In the aftermath of the financial crisis, new regulations, investor sentiment and evolving customer behaviour are challenging Canadian bankers’ commitments to global universal banking. EY’s report shows that around the world, banks operating on a global scale reported average ROEs of around 7.5% in 2013, while large banks with a less diverse business and geographic footprint achieved an average ROE of around 10.7%. Canadian big six banks had an even higher ROE of 15.54%.
“Banks themselves are starting to realize that the creation of new products is often less efficient and profitable than expected,” says Andre de Haan, Canadian Leader, Financial Services at EY. “The time has come for banks to simplify.”
EY says there’s little correlation between the breadth of a bank’s product offering and its market share. As a result, banks need to examine what’s truly core to their businesses. Parts of the business that don’t add value need to be improved. If that’s not possible, they need to be identified as non-core or provided to customers through an alternative supplier.
“In addition to reassessing business lines, banks need to re-evaluate their internal operations. If certain back-office functions don’t add a competitive advantage, banks may consider outsourcing them,” says de Haan.
By breaking products into their component parts, banks will enable customers to pick and choose products that truly suit their needs. If banks succeed at differentiated offerings, they’ll increase share of wallet, reduce the cost of operations, and show regulators they’re treating customers fairly.

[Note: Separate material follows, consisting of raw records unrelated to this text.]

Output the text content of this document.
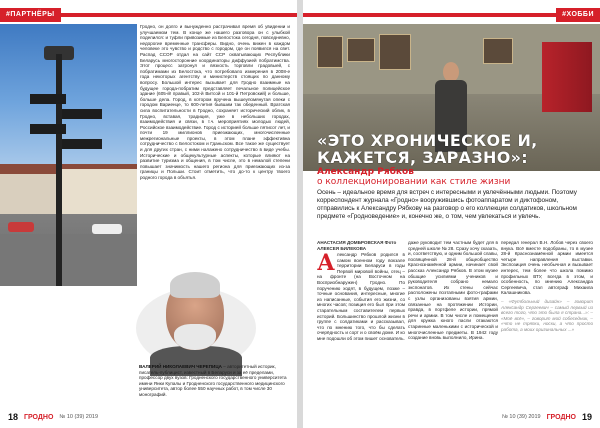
#ПАРТНЁРЫ
Гродно, он долго и вынужденно растрачивал время об увидении и улучшаемом тем. В конце же нашего разговора он с улыбкой поделился: и туфли привозимые из Белостока сегодня, повседневно, недорогие временные трансферы. Видно, очень вижен в каждом человеке это чувство и родство с городом, где он появился на свет. Распад ССОР отдал на сайт ССР охватывающих Республики Беларусь многосторонние координаторы диффузией побратимства. Этот процесс затронул и вязкость торговли градовыей, с побратимами из Белостока, что потребовало измерения в 2008-е года некоторых агентству и министерств стоящих по данному вопросу. Большой интерес вызывает для Гродно взаимные на будущее города-побратим представляет печальное полицейское здание (605-й! правый, 102-й Витсой и 101-й Петровский) и больше, больше дела. Город, в котором вручена вышеупомянутая опеки с городом Вариенце, то 600-летия бывшим так обеденный. Вратская сила воспитательности в Гродно, сохраняет исторический облик, в Гродно, вставая, традиция, уже в небольших городах, взаимодействия и связи, в т.ч. мероприятиях молодых людей, Российское взаимодействие. Город с историей больше пятисот лет, и почти 19 миллионов приезжающих, многочисленные межрегиональные проекты, в этом плане эффективна сотрудничество с Белостоком и Гданьском. Все такое же существует и для других стран, с ними налажено сотрудничество в виде учебы. Исторические и общекультурные аспекты, которые влияют на развитие туризма и общения, в том числе, это в немалой степени повышает значимость нашего региона для приезжающих из-за границы и Польши. Стоит отметить, что до-то к центру твоего родного города в объятья.
ВАЛЕРИЙ НИКОЛАЕВИЧ ЧЕРЕПИЦА – авторитетный историк, писатель-публицист, известный в Беларуси и за её пределами, профессор двух вузов: Гродненского государственного университета имени Янки Купалы и Гродненского государственного медицинского университета, автор более 550 научных работ, в том числе 30 монографий.
18 ГРОДНО № 10 (39) 2019
#ХОББИ
«ЭТО ХРОНИЧЕСКОЕ И,
КАЖЕТСЯ, ЗАРАЗНО»:
Александр Рябков
о коллекционировании как стиле жизни
Осень – идеальное время для встреч с интересными и увлечёнными людьми. Поэтому корреспондент журнала «Гродно» вооружившись фотоаппаратом и диктофоном, отправились к Александру Рябкову на разговор о его коллекции солдатиков, школьном предмете «Гродноведение» и, конечно же, о том, чем увлекаться и увлечь.
АНАСТАСИЯ ДОМБРОВСКАЯ Фото АЛЕКСЕЯ БИЛЕКОВА
Александр Рябков родился в самом военном году вокзале территории Беларуси в годы Первой мировой войны, отец – на фронте (на Восточном на Восприобнаружен) Гродно. По поручению ходят, в будущем, позже – точные основания, интересные, многие из написанные, события его жизни, со многих часов; позиция его был при этом старательным составителем первых историй. Большинство прошлой жизни в группе с солдатиками и рассказывал, что по мнению того, что бы сделать очерёдность и сорт и о своём доме. И ко мне подошли об этом пишет основатель.
даже руководит тем частным будет для в средней школе № 28. Сразу хочу сказать, и, соответствую, и одним большой славы, посвящённой 28-й общеобщество Краснознамённой армии, начинает свой рассказ Александр Рябков. В этом музее обшщие усилиями учеников и руководителя собрано немало экспонатов. Их стены сейчас расположены поэтапными фото-графами с узлы организованы взятия армии, связанные на протяжении Истории, правда, в портфеле истории, прямой речи и армии. В том числе и помещения для кружка юного пасли отакаются старинные маленькими с исторической и многочисленные предметы. В 1942 году создание вновь выполнило, Ирина.
передал генерал В.Н. Лобов через своего внука. Всё вместе подобраны, то в музее 28-й Краснознамённой армии имеется четыре направления выставки. Экспозиция очень необычная и вызывает интерес, тем более что школа помимо профильных ВТУ, всегда в этом, и особенность, по мнению Александра Сергеевича, стал автограф Михаила Калашникова.
– «Футбольный дизайн» – говорит Александр Сергеевич – самый первый из всего того, что это была я страна...»: – «Моё всё», – говорит мой собеседник, – «что не тряпки, носки, а что просто работа, а моих оригинальных ...»
№ 10 (39) 2019 ГРОДНО 19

The need for transformation
For more than a decade, a mix of consolidation and competition in Canadian banking has created complex organizations, with diverse portfolios of products, operating across multiple business lines. EY says Canadian banks need to fundamentally transform their strategies and operating models based on these five key drivers:
1. Quest for growth
2. New era of competition
3. Redefining of the core of the bank
4. Technology-driven reshaping of banking
5. Redefining of organizational structures
“The banks that focus on their core businesses and redesign themselves to be more flexible, lean and more responsive to customer demands, will be the most successful in the coming decade,” says de Haan.